Sunday, October 17, 2021

REVIEW: The Perfect Death (audiobook) by Stacy Claflin, narrated by Tina Wolstencroft

The Perfect Death is the first book in Claflin's Brannon House series. It reads a bit like a blend of mystery and chick lit. I checked it out via OverDrive.


Kenzi Brannon works for an agency that provides people with fake dates, fake fiancees, fake friends, etc., whatever they need in order to get through a public or family event with a minimum of stress and awkwardness. She's in the middle of a job, pretending to be a handsome and wealthy client's fake girlfriend, when she gets a call informing her that her estranged sister (whose name I can't remember) has committed suicide. As if that weren't enough of a shock, apparently her sister named her the guardian of Ember, her teenage niece. Although her sister's husband isn't Ember's biological father, he's been part of her life since she was two. Why leave Ember in the care of Kenzi, someone who barely knows her?

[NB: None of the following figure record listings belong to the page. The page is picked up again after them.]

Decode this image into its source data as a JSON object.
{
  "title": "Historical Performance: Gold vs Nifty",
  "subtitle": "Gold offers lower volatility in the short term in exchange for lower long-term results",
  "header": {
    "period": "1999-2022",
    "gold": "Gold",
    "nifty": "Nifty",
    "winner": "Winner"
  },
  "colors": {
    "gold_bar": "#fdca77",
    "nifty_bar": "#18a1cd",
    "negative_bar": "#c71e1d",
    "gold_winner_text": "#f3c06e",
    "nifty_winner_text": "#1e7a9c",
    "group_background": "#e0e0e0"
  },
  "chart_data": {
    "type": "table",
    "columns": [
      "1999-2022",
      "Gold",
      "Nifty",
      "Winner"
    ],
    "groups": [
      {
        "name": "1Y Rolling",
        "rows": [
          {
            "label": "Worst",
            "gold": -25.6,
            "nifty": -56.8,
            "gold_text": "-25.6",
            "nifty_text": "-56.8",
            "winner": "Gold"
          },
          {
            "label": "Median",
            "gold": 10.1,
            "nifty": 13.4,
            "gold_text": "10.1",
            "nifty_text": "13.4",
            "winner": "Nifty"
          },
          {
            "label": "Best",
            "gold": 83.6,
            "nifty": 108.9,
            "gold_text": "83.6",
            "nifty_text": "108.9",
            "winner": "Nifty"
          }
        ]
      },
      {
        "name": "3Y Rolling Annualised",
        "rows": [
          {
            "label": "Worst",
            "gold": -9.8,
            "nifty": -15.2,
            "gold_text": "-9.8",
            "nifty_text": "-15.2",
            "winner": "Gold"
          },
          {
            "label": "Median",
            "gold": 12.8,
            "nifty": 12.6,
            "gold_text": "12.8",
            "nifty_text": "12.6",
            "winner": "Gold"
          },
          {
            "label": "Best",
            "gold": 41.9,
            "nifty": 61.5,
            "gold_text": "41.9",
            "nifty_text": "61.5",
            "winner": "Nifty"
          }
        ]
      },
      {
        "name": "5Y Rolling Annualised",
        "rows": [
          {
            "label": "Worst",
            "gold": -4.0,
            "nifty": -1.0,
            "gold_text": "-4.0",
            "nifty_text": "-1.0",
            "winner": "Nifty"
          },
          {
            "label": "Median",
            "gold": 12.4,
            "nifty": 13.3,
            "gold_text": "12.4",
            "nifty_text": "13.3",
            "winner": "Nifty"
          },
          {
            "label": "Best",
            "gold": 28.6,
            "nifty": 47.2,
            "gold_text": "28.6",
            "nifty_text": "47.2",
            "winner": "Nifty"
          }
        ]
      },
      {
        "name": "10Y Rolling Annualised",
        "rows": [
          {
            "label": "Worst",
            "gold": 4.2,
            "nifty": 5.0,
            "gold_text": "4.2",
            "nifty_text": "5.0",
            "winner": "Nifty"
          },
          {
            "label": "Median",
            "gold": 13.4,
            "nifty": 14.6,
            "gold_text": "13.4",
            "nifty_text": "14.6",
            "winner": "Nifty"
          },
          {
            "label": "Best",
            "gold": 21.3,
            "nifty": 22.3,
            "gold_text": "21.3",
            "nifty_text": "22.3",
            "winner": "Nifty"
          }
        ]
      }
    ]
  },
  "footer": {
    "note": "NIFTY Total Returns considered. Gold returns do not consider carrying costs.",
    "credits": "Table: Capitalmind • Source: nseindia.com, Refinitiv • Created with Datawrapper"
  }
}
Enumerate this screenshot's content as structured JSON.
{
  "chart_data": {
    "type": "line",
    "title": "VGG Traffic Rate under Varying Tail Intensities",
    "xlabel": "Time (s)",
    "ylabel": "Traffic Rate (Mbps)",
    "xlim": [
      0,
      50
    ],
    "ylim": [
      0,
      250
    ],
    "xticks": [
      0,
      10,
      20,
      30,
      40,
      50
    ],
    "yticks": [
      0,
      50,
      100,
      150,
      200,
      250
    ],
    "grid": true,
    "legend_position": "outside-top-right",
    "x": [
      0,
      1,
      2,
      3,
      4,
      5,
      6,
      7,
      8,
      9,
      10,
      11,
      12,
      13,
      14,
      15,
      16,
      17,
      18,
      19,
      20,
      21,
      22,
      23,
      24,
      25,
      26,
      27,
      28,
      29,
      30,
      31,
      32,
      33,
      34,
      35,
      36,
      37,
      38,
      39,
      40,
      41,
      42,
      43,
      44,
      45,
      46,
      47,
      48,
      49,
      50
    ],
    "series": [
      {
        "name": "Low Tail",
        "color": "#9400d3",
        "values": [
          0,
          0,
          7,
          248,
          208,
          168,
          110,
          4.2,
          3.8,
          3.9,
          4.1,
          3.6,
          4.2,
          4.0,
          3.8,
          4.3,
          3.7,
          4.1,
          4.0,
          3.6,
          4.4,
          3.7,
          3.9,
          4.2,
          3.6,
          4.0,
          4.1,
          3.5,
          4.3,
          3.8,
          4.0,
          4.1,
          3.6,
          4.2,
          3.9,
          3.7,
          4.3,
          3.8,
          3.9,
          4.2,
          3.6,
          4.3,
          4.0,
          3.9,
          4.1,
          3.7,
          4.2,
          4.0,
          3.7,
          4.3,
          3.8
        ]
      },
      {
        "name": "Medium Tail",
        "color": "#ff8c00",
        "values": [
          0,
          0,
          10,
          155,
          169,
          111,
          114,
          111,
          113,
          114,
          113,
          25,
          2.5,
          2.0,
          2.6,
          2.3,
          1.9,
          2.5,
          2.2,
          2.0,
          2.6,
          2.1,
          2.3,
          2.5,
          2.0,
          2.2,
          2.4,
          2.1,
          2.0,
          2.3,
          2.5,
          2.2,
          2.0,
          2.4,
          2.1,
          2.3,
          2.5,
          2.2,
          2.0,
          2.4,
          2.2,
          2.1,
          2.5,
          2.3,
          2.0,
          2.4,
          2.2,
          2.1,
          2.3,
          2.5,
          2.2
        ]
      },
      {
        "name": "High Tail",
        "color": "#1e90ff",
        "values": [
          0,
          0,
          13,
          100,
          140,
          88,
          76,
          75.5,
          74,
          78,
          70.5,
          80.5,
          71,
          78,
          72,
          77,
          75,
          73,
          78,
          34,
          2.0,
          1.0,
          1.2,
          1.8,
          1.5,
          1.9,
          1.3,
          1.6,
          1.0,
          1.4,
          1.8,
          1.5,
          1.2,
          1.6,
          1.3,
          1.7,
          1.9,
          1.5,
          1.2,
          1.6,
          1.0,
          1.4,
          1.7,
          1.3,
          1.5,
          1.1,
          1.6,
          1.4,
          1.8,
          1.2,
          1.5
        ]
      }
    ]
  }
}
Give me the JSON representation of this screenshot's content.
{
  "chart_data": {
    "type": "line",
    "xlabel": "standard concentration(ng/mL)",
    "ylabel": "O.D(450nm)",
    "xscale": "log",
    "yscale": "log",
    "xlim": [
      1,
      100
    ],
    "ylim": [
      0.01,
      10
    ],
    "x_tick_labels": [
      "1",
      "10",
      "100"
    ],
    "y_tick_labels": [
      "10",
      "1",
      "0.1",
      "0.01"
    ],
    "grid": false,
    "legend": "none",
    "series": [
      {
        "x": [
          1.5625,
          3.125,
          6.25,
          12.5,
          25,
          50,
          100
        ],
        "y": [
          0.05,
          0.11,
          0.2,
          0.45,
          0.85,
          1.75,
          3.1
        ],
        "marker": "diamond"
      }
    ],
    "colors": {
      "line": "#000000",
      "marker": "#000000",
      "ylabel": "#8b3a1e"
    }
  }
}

Thankfully, Kenzi's sister also left her their family's old home, because she wouldn't have the space to take Ember in otherwise. Unfortunately, the place has been abandoned for a few years and is a bit worse for the wear. Also, there are rumors it may be haunted. However, Kenzi has worse things to worry about, as she begins to suspect that her sister's death wasn't a suicide after all.

What the cover of this book promised: creepiness, atmosphere, suspense. What it delivered: bad and unnecessarily repetitive writing, and no creepiness or suspense whatsoever. Simply saying that a house is probably haunted and that at least one of the characters worries it's true isn't enough to make the house creepy. The author's few efforts at "creepy" moments were tepid at best.

The book switched between Kenzi and Ember's POVs, and unfortunately they sounded similar enough, both in terms of wording and the audiobook narration, that I tended to get confused. Sometimes they communicated the same information to readers (for example, that Kenzi was closer in age to Ember than to her own sister), so I wondered why the author bothered with separate POVs.

There were several moments that felt like they were building up to something more but then just fizzled out. For example, initially there was a lot of focus on Kenzi's rich and handsome fake date and the expensive necklace he just casually allowed her to keep. This hardly came up again, as Kenzi found herself dazzled by another handsome guy, one of the cops looking into Kenzi's sister's death. I suspect the author has plans for some sort of love triangle later in the series, especially considering the additional complication that popped up at the very end of the book, but putting that much emphasis on that first fake date and the necklace made it seem like those might be important in this book.

The mystery was horrible, so obvious that the only surprise was that all those clues weren't red herrings. It's really too bad that the book didn't live up to the promise of its cover. I don't plan to continue this series.